Long, bumpy, pot holed trail and forest roads connect the hospital to its 14 clinics and other areas of the community are at least twenty five kilometers away from the nearest clinic, public transport is none existent people have to walk or hire donkey driven carts to access medical attention.
These factors are impacting negatively on our efforts to combat diseases and conditions with highest morbidity and mortality namely HIV and AIDS, tuberculosis, malaria, malnutrition, pregnancy and peri-natal complications. Heavily affected are children and the very sick who can’t walk these distances resulting in high numbers of ‘lost to follow up’ cases.
The Primary health outreach program will aim too improve health outcomes for people living in hard to reach locations by delivery of health services through outreach health activities.
- To provide both public and private outreach health services that address prioritised community needs.
- To broaden the range and choice of health services available in remote locations.
- To increase access to multidisciplinary care in primary health care settings.
Targeted groups will include:
- Communities without a health facility
- Distant communities >25km from the hospital
- Children and the elderly
- Sufferers of chronic illness e.g. HIV and AIDS, hypertension and diabetes mellitus.
Activities will include:
- Growth and developmental assessment in children
- Opportunistic Infection Clinic
- Diabetes and Hypertension screening
- Mobile Outpatients Clinic
AFADU has provided donated materials to support the operations of the hospital through its biannual container shipment of medical supplies.
Over the years other international charities (e.g. Intenationaler Hilfsfonds) have also provided substantial support through donated medical equipment.
For nearly the past decade AFADU has provided funding to assist in the maintenance of two medical positions at Chikombedzi hospital.
The funding through donors such as the Sincerity Trust of Harmer’s Workplace Lawyers has provided additional remuneration for Doctors at Chikombedzi Mission Hospital to assist them to remain at this isolated rural hospital.
The current financial and political environment in Zimbabwe means additional funding support is only available through charitable donations such as the AFADU medical support program.
While the hospital is owned by the Zimbabwean Methodist Church they also are effected by the local economic environment and do not have funds to support the ongoing operations of the hospital.
As a result of AFADU and our donors’ funding, Chikombedzi Hospital managed to:
- Set up an HIV /AIDS clinic where several 100s of patients have managed to access highly effective anti-retroviral medication
- In 2011, Chikombedzi Hospital only reported 1 maternal death out of 1300 deliveries
- Maintained quality services despite unfavorable economic conditions in the country. In fact, the Hospital came out first in the Province after they were assessed for funding by a non-governmental organization called CORAID.

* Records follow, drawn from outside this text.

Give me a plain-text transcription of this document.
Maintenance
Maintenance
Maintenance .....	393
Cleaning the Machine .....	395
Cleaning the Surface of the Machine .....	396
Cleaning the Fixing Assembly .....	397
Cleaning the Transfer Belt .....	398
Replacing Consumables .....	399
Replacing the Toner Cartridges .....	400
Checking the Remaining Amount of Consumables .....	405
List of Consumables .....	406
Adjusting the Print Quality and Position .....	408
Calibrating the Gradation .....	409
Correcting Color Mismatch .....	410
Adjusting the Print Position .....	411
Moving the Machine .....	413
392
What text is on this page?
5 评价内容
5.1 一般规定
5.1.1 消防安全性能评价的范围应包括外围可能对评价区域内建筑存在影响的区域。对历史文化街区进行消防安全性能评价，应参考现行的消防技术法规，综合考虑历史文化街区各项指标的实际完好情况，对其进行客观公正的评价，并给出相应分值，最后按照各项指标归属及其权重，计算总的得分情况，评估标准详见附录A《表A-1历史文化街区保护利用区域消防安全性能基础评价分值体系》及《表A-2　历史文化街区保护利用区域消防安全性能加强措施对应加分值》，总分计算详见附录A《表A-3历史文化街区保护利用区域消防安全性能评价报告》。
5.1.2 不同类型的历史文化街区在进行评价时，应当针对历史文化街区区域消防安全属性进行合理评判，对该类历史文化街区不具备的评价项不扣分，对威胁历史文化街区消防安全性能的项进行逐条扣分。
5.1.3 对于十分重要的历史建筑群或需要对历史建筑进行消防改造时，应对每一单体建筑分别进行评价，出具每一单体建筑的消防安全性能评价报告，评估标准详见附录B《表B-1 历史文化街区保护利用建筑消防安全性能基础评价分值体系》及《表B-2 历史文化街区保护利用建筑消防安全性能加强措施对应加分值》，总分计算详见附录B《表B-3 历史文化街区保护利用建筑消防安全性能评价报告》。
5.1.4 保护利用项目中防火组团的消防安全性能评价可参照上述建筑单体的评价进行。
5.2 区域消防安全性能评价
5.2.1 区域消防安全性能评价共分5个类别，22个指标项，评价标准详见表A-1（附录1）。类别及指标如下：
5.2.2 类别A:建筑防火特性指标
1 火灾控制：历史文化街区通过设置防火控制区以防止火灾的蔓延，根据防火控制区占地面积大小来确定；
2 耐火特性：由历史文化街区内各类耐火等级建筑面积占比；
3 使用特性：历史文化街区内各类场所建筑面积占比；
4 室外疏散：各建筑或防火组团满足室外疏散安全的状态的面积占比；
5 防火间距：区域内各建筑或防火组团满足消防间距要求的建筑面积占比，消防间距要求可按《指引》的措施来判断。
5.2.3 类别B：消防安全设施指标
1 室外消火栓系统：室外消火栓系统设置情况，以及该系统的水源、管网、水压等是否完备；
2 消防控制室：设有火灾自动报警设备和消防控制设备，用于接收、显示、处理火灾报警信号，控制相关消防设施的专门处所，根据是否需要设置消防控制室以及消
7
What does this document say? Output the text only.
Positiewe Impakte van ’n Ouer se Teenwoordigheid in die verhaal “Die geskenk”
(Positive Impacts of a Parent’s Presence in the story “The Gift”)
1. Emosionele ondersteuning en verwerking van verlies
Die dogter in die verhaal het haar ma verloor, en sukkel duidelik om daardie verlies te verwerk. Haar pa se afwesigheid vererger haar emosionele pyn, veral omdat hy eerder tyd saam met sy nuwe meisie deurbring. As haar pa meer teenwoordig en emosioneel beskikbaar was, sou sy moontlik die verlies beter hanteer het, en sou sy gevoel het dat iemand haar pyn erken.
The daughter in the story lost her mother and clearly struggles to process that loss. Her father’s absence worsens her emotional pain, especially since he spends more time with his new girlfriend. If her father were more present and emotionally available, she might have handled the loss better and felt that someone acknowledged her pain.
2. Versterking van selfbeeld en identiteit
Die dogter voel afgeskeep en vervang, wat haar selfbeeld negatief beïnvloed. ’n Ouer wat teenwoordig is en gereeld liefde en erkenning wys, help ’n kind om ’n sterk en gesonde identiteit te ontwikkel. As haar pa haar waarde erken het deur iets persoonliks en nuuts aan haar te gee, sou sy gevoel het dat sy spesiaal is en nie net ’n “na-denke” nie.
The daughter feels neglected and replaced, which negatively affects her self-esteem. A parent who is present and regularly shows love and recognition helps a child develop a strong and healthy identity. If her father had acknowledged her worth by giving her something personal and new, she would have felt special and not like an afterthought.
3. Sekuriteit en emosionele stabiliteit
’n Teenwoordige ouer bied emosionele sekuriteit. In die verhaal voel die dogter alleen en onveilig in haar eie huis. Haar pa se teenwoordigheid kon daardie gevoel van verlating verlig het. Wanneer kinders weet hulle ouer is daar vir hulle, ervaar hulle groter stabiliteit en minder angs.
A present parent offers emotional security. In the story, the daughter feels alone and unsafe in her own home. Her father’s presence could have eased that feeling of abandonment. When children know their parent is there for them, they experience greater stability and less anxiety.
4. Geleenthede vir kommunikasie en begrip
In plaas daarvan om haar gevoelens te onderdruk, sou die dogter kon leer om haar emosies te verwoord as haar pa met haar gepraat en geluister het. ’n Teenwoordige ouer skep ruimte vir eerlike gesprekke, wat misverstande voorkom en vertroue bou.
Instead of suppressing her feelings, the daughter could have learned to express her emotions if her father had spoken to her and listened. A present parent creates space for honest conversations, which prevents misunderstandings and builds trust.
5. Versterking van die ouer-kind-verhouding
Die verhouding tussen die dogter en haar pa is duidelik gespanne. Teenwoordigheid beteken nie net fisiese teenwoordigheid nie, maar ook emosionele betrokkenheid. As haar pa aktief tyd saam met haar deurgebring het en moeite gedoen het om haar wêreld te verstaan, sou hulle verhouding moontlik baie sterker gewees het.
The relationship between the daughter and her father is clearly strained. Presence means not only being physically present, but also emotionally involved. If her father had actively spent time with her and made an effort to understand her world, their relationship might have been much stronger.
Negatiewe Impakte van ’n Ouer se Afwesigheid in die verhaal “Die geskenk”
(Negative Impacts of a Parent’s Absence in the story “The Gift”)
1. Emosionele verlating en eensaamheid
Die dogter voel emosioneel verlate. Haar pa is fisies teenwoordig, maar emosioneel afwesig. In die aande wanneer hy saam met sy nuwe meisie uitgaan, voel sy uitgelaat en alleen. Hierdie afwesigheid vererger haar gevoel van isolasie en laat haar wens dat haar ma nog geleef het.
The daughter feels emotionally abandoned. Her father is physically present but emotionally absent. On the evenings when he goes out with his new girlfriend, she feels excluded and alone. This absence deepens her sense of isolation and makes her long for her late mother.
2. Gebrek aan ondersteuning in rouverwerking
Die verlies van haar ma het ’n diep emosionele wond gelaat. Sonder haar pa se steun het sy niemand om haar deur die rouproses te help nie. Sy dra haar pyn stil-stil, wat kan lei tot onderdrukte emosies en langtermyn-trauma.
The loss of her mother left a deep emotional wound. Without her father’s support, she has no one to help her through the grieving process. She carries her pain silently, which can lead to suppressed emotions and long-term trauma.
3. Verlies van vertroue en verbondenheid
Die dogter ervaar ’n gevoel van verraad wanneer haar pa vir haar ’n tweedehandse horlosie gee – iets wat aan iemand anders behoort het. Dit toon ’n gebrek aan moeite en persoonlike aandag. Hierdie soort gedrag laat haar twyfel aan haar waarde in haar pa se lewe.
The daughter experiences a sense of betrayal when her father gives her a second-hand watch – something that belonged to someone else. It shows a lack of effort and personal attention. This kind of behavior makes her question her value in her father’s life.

- Reduced HIV prevalence from about 18% in the pregnant women to 11%, which is a huge achievement.
- Reduced the number of patients transferred to Chiredzi District Hospital as a result of improved doctor services.
- Provision of health care services, HIV screening and treatment, immunisations and emergency care to the approximate 50 children living at the Lirhanzo Children’s Village.
Without the maintenance of an ongoing clinically qualified medical workforce the Chikombedzi hospital will lose its status as an antiretroviral dispensary thereby limiting the access of people in the community to vital HIV medications.
The hospital will be reduced to a rural primary health clinic status with the loss of all surgical and maternity services.
There is an ongoing need to educate the Community Health Workers to assist in the triaging of urgent cases, providing remote location frontline treatment and ongoing basic primary health services.
This is achieved through outreach and education services from the Chikombedzi hospital.
However, additional and ongoing nurse education resources are required for effective and quality primary health services.
The hospital and surrounding primary health care clinics have worked hard to further the goals and targets of the 2011 UN Political Declaration on HIV/AIDS of working towards:
- reducing sexual transmission of HIV by 50 per cent by 2015
- the elimination of mother-to-child transmission of HIV and substantially
reducing AIDS-related maternal deaths by 2015
These goals and targets will not be able to be met without a stable medical workforce. AFADU funds, through generous donors allows the Chikombedzi hospital to operate and serve the local community.